We have found that a pinch of Vitamin C makes a huge difference to the texture of bread-machine bread. Improvers are not cheating when you're already using a machine, they're just compensating. A 250g bag of Vitamin C is cheap as chips and will last forever.
posted by i_am_joe's_spleen at 12:10 PM on October 19, 2008

Library book, Vitamin C and gluten flour incoming. Thanks for all the tips. We'll keep the machine for Mr. Listener to use, but I am going to try the no-knead ways as well.

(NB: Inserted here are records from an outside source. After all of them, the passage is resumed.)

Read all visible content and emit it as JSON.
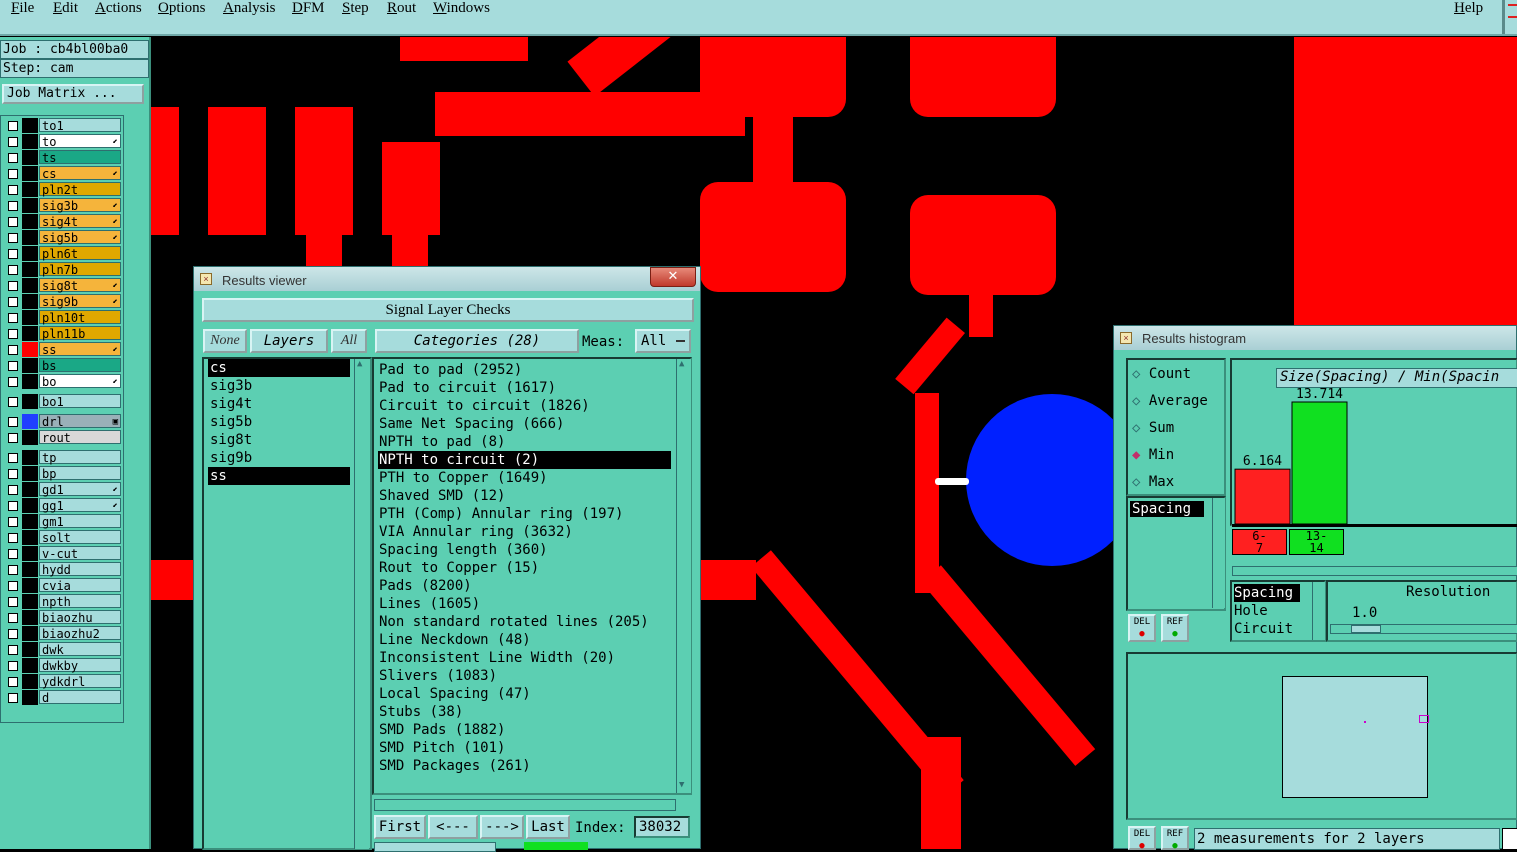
{
  "menu": {
    "items": [
      "File",
      "Edit",
      "Actions",
      "Options",
      "Analysis",
      "DFM",
      "Step",
      "Rout",
      "Windows"
    ],
    "help": "Help"
  },
  "left_panel": {
    "job": "Job : cb4bl00ba0",
    "step": "Step: cam",
    "job_matrix": "Job Matrix ..."
  },
  "layers": [
    {
      "name": "to1",
      "bg": "#a6dcdc",
      "mark": ""
    },
    {
      "name": "to",
      "bg": "#ffffff",
      "mark": "⬋"
    },
    {
      "name": "ts",
      "bg": "#1aa886",
      "mark": ""
    },
    {
      "name": "cs",
      "bg": "#f5b43b",
      "mark": "⬋"
    },
    {
      "name": "pln2t",
      "bg": "#e0a800",
      "mark": ""
    },
    {
      "name": "sig3b",
      "bg": "#f5b43b",
      "mark": "⬋"
    },
    {
      "name": "sig4t",
      "bg": "#f5b43b",
      "mark": "⬋"
    },
    {
      "name": "sig5b",
      "bg": "#f5b43b",
      "mark": "⬋"
    },
    {
      "name": "pln6t",
      "bg": "#e0a800",
      "mark": ""
    },
    {
      "name": "pln7b",
      "bg": "#e0a800",
      "mark": ""
    },
    {
      "name": "sig8t",
      "bg": "#f5b43b",
      "mark": "⬋"
    },
    {
      "name": "sig9b",
      "bg": "#f5b43b",
      "mark": "⬋"
    },
    {
      "name": "pln10t",
      "bg": "#e0a800",
      "mark": ""
    },
    {
      "name": "pln11b",
      "bg": "#e0a800",
      "mark": ""
    },
    {
      "name": "ss",
      "bg": "#f5b43b",
      "mark": "⬋"
    },
    {
      "name": "bs",
      "bg": "#1aa886",
      "mark": ""
    },
    {
      "name": "bo",
      "bg": "#ffffff",
      "mark": "⬋"
    },
    {
      "name": "bo1",
      "bg": "#a6dcdc",
      "mark": ""
    },
    {
      "name": "drl",
      "bg": "#9ab0b8",
      "mark": "▣"
    },
    {
      "name": "rout",
      "bg": "#d8d8d8",
      "mark": ""
    },
    {
      "name": "tp",
      "bg": "#a6dcdc",
      "mark": ""
    },
    {
      "name": "bp",
      "bg": "#a6dcdc",
      "mark": ""
    },
    {
      "name": "gd1",
      "bg": "#a6dcdc",
      "mark": "⬋"
    },
    {
      "name": "gg1",
      "bg": "#a6dcdc",
      "mark": "⬋"
    },
    {
      "name": "gm1",
      "bg": "#a6dcdc",
      "mark": ""
    },
    {
      "name": "solt",
      "bg": "#a6dcdc",
      "mark": ""
    },
    {
      "name": "v-cut",
      "bg": "#a6dcdc",
      "mark": ""
    },
    {
      "name": "hydd",
      "bg": "#a6dcdc",
      "mark": ""
    },
    {
      "name": "cvia",
      "bg": "#a6dcdc",
      "mark": ""
    },
    {
      "name": "npth",
      "bg": "#a6dcdc",
      "mark": ""
    },
    {
      "name": "biaozhu",
      "bg": "#a6dcdc",
      "mark": ""
    },
    {
      "name": "biaozhu2",
      "bg": "#a6dcdc",
      "mark": ""
    },
    {
      "name": "dwk",
      "bg": "#a6dcdc",
      "mark": ""
    },
    {
      "name": "dwkby",
      "bg": "#a6dcdc",
      "mark": ""
    },
    {
      "name": "ydkdrl",
      "bg": "#a6dcdc",
      "mark": ""
    },
    {
      "name": "d",
      "bg": "#a6dcdc",
      "mark": ""
    }
  ],
  "results_viewer": {
    "title": "Results viewer",
    "close": "✕",
    "header": "Signal Layer Checks",
    "none_btn": "None",
    "layers_btn": "Layers",
    "all_btn": "All",
    "categories_btn": "Categories (28)",
    "meas_label": "Meas:",
    "meas_value": "All",
    "layer_items": [
      "cs",
      "sig3b",
      "sig4t",
      "sig5b",
      "sig8t",
      "sig9b",
      "ss"
    ],
    "categories": [
      "Pad to pad (2952)",
      "Pad to circuit (1617)",
      "Circuit to circuit (1826)",
      "Same Net Spacing (666)",
      "NPTH to pad (8)",
      "NPTH to circuit (2)",
      "PTH to Copper (1649)",
      "Shaved SMD (12)",
      "PTH (Comp) Annular ring (197)",
      "VIA Annular ring (3632)",
      "Spacing length (360)",
      "Rout to Copper (15)",
      "Pads (8200)",
      "Lines (1605)",
      "Non standard rotated lines (205)",
      "Line Neckdown (48)",
      "Inconsistent Line Width (20)",
      "Slivers (1083)",
      "Local Spacing (47)",
      "Stubs (38)",
      "SMD Pads (1882)",
      "SMD Pitch (101)",
      "SMD Packages (261)"
    ],
    "selected_category": 5,
    "first_btn": "First",
    "prev_btn": "<---",
    "next_btn": "--->",
    "last_btn": "Last",
    "index_label": "Index:",
    "index_value": "38032"
  },
  "histogram": {
    "title": "Results histogram",
    "modes": [
      "Count",
      "Average",
      "Sum",
      "Min",
      "Max"
    ],
    "selected_mode": "Min",
    "chart_title": "Size(Spacing) / Min(Spacin",
    "bars": [
      {
        "label": "6.164",
        "value": 6.164,
        "bin": "6-\n7",
        "color": "#ff2020"
      },
      {
        "label": "13.714",
        "value": 13.714,
        "bin": "13-\n14",
        "color": "#10e020"
      }
    ],
    "measure_list": [
      "Spacing"
    ],
    "type_list": [
      "Spacing",
      "Hole",
      "Circuit"
    ],
    "resolution_label": "Resolution",
    "resolution_value": "1.0",
    "del_btn": "DEL",
    "ref_btn": "REF",
    "status": "2 measurements for 2 layers"
  }
}
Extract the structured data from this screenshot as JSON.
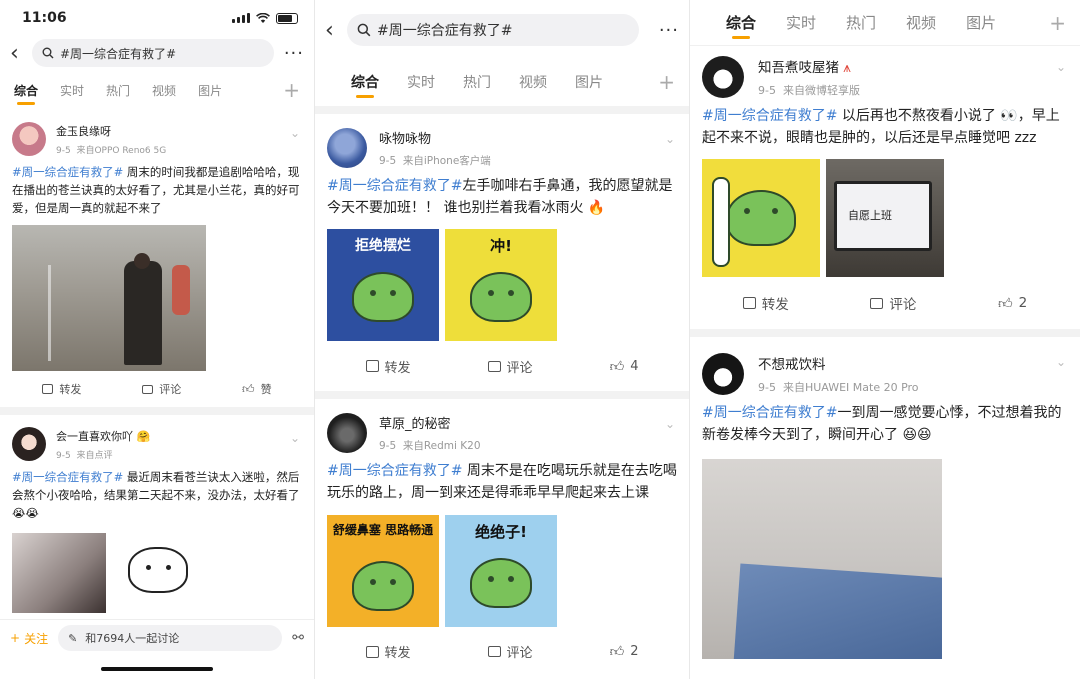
{
  "panel1": {
    "status": {
      "time": "11:06"
    },
    "search": {
      "query": "#周一综合症有救了#"
    },
    "tabs": [
      "综合",
      "实时",
      "热门",
      "视频",
      "图片"
    ],
    "posts": [
      {
        "name": "金玉良缘呀",
        "date": "9-5",
        "source": "来自OPPO Reno6 5G",
        "tag": "#周一综合症有救了#",
        "text": " 周末的时间我都是追剧哈哈哈，现在播出的苍兰诀真的太好看了，尤其是小兰花，真的好可爱，但是周一真的就起不来了",
        "actions": {
          "repost": "转发",
          "comment": "评论",
          "like": "赞"
        }
      },
      {
        "name": "会一直喜欢你吖",
        "date": "9-5",
        "source": "来自点评",
        "tag": "#周一综合症有救了#",
        "text": " 最近周末看苍兰诀太入迷啦，然后会熬个小夜哈哈，结果第二天起不来，没办法，太好看了"
      }
    ],
    "bottom": {
      "follow": "关注",
      "discuss": "和7694人一起讨论"
    }
  },
  "panel2": {
    "search": {
      "query": "#周一综合症有救了#"
    },
    "tabs": [
      "综合",
      "实时",
      "热门",
      "视频",
      "图片"
    ],
    "posts": [
      {
        "name": "咏物咏物",
        "date": "9-5",
        "source": "来自iPhone客户端",
        "tag": "#周一综合症有救了#",
        "text": "左手咖啡右手鼻通，我的愿望就是今天不要加班！！ 谁也别拦着我看冰雨火",
        "stickers": [
          "拒绝摆烂",
          "冲!"
        ],
        "actions": {
          "repost": "转发",
          "comment": "评论",
          "like": "4"
        }
      },
      {
        "name": "草原_的秘密",
        "date": "9-5",
        "source": "来自Redmi K20",
        "tag": "#周一综合症有救了#",
        "text": " 周末不是在吃喝玩乐就是在去吃喝玩乐的路上，周一到来还是得乖乖早早爬起来去上课",
        "stickers": [
          "舒缓鼻塞 思路畅通",
          "绝绝子!"
        ],
        "actions": {
          "repost": "转发",
          "comment": "评论",
          "like": "2"
        }
      }
    ]
  },
  "panel3": {
    "tabs": [
      "综合",
      "实时",
      "热门",
      "视频",
      "图片"
    ],
    "posts": [
      {
        "name": "知吾煮吱屋猪",
        "date": "9-5",
        "source": "来自微博轻享版",
        "tag": "#周一综合症有救了#",
        "text": " 以后再也不熬夜看小说了 👀，早上起不来不说，眼睛也是肿的，以后还是早点睡觉吧 zzz",
        "image_text": "自愿上班",
        "actions": {
          "repost": "转发",
          "comment": "评论",
          "like": "2"
        }
      },
      {
        "name": "不想戒饮料",
        "date": "9-5",
        "source": "来自HUAWEI Mate 20 Pro",
        "tag": "#周一综合症有救了#",
        "text": "一到周一感觉要心悸，不过想着我的新卷发棒今天到了，瞬间开心了 😆😆"
      }
    ]
  }
}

posted by Listener at 2:45 PM on October 19, 2008

Just received a mefimail prodding me to update or tick best answers. All answers were helpful, including a couple we have not yet applied to our bread experiments. The Five minutes book was fun, and my favourite is the bagel recipe, though I improvise with whole wheat plus gluten. The baking stone does a nice job. The Apprentice book is a fascinating read. We're enjoying experimenting and having fresh bread better than the store. And Mr. prefers to man the machine.